Snowflake SQL for SQL Server Users - Sequences: The good and the not so good

I’ve been working to convert our SQL Down Under sample databases like PopkornKraze across to Snowflake. One of the areas that I ran into real challenges with was sequences.

The good news

The syntax for creating and accessing them is basic enough.

CREATE SEQUENCE "SequenceName";

is enough. (Note the double-quotes are mine as I don’t want the name auto-wrapped to SEQUENCENAME).

And there are some of the same options that SQL Server has:

START WITH = 1 (you can even leave out the equals sign)
INCREMENT BY = 1 (again the equals is optional)
COMMENT = ‘some comment’

Snowflake syntax also supports IDENTITY(seed, increment) if you want to define that at a table level. That is like a single table sequence but might help in migrating SQL Server code.

What I do really like are the options for replacing or only creating if not exists:

CREATE OR REPLACE SEQUENCE "SequenceName";

CREATE SEQUENCE "SequenceName" IF NOT EXISTS;

We can’t do that in SQL Server today. (I’ve complained to the SQL Server team that these types of options don’t exist for sequences).

Getting the next value for a sequence is easy enough:

SELECT "SequenceName".NEXTVAL;

Like SQL Server, there’s no guarantee that you won’t have gaps in your numbers that are allocated.

There is a table-level function called GETNEXTVAL() that takes the sequence name as a parameter. It’s a one row table function that generates a unique value. It’s used for precise control of sequence generation when many tables are involved.

The not so good news

First up, there’s no concept of anything like currval in Oracle (current value), or @@IDENTITY, or SCOPE_IDENTITY() in SQL Server. The documentation argues that this is an intentional omission as it encourages row by row coding. Can’t say I buy that argument.

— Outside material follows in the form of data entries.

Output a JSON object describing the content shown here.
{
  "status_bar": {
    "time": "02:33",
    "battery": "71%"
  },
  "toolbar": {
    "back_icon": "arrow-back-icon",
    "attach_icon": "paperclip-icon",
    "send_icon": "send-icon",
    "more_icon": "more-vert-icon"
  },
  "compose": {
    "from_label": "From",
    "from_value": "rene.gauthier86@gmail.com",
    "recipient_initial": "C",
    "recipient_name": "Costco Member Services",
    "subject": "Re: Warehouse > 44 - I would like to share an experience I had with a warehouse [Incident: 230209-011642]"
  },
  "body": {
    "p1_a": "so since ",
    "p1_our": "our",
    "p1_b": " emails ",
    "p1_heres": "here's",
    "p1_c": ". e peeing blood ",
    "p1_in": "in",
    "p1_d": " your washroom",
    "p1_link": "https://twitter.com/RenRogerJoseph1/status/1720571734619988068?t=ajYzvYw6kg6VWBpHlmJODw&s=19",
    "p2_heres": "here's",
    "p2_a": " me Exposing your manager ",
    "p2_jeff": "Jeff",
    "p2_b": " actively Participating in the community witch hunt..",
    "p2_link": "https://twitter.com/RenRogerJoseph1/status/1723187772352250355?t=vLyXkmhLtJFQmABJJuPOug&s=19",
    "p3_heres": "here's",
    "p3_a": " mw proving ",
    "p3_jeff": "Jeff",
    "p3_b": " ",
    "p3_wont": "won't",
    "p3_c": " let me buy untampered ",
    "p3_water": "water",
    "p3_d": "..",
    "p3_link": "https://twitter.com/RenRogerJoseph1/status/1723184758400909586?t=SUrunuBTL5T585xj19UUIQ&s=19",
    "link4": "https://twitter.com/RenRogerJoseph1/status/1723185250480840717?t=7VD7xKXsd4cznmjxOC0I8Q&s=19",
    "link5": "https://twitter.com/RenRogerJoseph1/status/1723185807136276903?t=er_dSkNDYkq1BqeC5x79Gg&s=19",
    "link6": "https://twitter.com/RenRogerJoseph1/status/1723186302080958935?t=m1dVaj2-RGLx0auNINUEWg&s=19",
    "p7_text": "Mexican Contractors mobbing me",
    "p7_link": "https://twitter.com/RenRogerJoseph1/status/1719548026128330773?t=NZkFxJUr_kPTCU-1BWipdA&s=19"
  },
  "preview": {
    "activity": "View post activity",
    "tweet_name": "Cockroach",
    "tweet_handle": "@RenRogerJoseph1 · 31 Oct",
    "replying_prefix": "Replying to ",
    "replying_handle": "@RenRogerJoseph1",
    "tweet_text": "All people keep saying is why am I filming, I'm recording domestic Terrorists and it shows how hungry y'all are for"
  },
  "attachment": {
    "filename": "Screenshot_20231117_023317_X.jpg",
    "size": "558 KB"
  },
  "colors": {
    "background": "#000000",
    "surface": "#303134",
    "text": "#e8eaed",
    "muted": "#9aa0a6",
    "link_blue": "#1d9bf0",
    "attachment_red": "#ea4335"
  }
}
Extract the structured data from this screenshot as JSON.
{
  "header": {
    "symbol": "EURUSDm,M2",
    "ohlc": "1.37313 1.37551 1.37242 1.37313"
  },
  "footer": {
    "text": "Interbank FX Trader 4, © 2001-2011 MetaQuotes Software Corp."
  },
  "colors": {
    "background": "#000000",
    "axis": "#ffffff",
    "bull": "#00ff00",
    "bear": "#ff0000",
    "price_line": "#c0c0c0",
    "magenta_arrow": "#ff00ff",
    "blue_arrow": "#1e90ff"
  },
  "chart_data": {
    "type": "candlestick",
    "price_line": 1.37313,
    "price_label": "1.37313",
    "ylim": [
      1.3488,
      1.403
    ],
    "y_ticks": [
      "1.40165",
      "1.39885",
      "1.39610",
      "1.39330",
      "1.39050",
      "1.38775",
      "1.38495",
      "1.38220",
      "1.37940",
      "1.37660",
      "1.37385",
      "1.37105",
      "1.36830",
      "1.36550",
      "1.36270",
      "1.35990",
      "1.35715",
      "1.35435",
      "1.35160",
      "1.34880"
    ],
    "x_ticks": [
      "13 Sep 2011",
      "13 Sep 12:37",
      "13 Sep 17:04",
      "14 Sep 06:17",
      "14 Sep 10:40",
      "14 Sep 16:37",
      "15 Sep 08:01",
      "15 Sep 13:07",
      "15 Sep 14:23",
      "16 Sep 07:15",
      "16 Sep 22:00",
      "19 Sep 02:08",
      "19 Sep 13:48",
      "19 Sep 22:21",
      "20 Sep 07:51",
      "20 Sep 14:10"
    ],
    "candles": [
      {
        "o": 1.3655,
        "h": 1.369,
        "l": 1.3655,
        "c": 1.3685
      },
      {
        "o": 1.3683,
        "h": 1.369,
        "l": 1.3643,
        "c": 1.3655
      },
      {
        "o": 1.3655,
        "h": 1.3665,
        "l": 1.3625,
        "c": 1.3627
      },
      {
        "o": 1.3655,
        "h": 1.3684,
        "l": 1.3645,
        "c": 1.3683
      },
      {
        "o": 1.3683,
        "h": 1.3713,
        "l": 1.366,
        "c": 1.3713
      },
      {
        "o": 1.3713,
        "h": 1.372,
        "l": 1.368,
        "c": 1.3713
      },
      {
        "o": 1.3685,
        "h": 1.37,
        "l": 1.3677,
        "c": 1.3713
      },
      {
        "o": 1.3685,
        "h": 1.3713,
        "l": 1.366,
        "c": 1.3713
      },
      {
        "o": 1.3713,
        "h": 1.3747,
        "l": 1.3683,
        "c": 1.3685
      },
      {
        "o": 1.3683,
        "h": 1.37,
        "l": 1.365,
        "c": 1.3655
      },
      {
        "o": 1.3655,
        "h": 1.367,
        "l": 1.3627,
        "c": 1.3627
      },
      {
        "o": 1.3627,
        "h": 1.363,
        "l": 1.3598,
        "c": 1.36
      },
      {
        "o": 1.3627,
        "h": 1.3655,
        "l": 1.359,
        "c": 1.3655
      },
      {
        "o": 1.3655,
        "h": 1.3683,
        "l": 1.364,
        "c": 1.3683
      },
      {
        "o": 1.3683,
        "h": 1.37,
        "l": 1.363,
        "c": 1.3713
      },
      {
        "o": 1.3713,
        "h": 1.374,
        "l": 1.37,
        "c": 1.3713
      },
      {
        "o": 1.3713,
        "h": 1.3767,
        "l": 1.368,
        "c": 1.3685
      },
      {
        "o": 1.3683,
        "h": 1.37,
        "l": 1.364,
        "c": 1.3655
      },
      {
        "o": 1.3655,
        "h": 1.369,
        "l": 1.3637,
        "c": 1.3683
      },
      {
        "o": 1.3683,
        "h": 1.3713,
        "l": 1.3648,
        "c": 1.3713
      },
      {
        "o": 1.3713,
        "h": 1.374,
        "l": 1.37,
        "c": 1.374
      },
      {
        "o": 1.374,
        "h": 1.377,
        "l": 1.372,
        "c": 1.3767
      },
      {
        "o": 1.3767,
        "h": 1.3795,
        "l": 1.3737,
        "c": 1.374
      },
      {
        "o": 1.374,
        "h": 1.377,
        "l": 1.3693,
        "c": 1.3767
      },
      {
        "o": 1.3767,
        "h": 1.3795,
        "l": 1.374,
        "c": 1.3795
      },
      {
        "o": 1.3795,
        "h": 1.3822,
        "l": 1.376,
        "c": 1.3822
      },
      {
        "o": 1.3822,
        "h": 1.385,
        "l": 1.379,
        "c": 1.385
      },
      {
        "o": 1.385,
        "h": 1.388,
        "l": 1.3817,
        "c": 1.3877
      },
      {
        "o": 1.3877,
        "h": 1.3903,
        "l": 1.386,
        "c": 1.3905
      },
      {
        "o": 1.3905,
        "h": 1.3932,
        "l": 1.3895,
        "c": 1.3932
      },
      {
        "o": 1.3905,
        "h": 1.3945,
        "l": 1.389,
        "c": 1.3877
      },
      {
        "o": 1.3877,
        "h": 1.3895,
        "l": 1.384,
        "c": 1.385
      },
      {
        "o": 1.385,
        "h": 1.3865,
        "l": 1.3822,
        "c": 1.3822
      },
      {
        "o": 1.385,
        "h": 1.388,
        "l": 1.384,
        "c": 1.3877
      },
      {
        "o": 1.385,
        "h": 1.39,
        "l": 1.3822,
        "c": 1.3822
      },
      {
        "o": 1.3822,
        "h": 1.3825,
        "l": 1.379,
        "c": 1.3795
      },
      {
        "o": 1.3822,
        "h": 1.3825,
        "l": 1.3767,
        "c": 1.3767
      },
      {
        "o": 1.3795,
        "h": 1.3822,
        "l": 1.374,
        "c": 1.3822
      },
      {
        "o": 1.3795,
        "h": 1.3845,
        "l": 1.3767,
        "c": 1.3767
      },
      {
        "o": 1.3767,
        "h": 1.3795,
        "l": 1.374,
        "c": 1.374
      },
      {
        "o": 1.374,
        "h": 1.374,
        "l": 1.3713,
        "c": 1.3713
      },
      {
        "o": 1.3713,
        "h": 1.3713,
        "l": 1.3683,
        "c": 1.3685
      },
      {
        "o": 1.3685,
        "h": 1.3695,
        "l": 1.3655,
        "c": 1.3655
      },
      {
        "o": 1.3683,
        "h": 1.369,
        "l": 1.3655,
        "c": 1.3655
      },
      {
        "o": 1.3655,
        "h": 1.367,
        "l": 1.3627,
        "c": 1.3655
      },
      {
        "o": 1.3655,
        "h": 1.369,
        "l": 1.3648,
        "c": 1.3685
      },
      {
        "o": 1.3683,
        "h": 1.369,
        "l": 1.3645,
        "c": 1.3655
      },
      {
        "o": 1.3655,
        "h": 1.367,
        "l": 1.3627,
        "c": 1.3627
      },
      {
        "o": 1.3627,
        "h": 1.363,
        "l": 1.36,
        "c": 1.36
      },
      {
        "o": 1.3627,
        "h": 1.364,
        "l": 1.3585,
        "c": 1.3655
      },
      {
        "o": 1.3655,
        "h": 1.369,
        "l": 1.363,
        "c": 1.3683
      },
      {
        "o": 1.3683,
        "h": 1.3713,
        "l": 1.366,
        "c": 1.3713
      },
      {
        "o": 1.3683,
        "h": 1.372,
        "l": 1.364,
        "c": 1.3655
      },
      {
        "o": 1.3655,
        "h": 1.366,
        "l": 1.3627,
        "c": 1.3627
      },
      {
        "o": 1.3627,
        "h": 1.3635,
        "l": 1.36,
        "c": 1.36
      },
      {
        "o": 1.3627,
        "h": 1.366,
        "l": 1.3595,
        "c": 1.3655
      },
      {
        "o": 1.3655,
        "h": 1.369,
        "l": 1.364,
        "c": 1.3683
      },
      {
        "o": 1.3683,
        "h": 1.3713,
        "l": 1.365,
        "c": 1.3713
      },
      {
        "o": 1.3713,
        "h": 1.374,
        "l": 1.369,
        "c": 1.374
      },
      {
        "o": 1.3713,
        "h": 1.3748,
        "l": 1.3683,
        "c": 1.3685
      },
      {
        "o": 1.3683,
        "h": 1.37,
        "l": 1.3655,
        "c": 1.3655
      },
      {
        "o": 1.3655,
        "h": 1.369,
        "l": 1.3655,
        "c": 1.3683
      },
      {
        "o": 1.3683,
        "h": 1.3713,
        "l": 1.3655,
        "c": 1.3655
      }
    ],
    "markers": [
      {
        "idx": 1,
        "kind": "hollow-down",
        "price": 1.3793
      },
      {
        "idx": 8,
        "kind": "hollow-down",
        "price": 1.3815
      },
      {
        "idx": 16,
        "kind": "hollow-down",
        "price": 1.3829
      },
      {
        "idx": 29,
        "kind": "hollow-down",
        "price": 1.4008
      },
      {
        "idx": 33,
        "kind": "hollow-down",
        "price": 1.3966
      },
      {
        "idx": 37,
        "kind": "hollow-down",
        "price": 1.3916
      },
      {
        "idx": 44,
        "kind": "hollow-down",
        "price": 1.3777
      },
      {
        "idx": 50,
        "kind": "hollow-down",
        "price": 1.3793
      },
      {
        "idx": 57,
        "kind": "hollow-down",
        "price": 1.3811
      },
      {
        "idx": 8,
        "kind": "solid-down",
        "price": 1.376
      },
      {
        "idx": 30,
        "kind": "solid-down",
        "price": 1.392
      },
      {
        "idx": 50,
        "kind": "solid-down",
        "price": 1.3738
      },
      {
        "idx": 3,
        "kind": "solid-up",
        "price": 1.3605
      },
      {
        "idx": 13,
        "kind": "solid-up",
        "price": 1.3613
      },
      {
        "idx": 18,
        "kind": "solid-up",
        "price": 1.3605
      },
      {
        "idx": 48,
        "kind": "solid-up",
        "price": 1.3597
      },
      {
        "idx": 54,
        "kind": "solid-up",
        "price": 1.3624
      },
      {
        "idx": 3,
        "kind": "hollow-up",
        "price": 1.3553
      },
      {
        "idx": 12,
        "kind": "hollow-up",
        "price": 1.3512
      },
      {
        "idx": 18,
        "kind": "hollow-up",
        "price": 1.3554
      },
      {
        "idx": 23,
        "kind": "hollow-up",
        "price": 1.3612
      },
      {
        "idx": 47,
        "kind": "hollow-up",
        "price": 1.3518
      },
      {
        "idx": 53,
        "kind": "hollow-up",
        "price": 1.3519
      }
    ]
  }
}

The biggest challenge (by far) is that you can’t reset the next value to be issued by either an IDENTITY or Sequence. This really needs to get fixed. Lots of people are complaining about it in the Snowflake Lodge (user forums) and it just isn’t a good thing. Here’s an example:

You define a table using an IDENTITY column or a Sequence, let’s say for a primary key.
You need to load existing data into it. This works easily as there is no concept of something like SET IDENTITY INSERT ON/OFF. You can just insert.
Next row that gets added to the table will now probably have a duplicate primary key value added.
And as Snowflake also doesn’t check primary keys (or most other constraints), you’ll really just end up with multiple rows with the same primary key.

ALTER SEQUENCE does allow you to change the increment, but won’t let you change the next value to be issued. (Or the seed).

You have to drop and recreate the sequence. And now here’s the even-nastier part: if you drop the existing sequence, it doesn’t stop you doing it, but the column that was using it still references it. So even when you recreate a sequence with the same name, your next insert will blow up with an object not found. (Again, people complaining about this in the Snowflake lodge).

This means that you can’t add sequences as defaults to tables until you’ve finished loading all your data. That’s just not sensible, and breaks all the rules about separating DDL and data. The DDL that you write for a table should not be dependent upon what data happens to be loaded into a table.

How could you then write DDL that’s used in multiple places? (Unless you just always start with a gigantic seed value).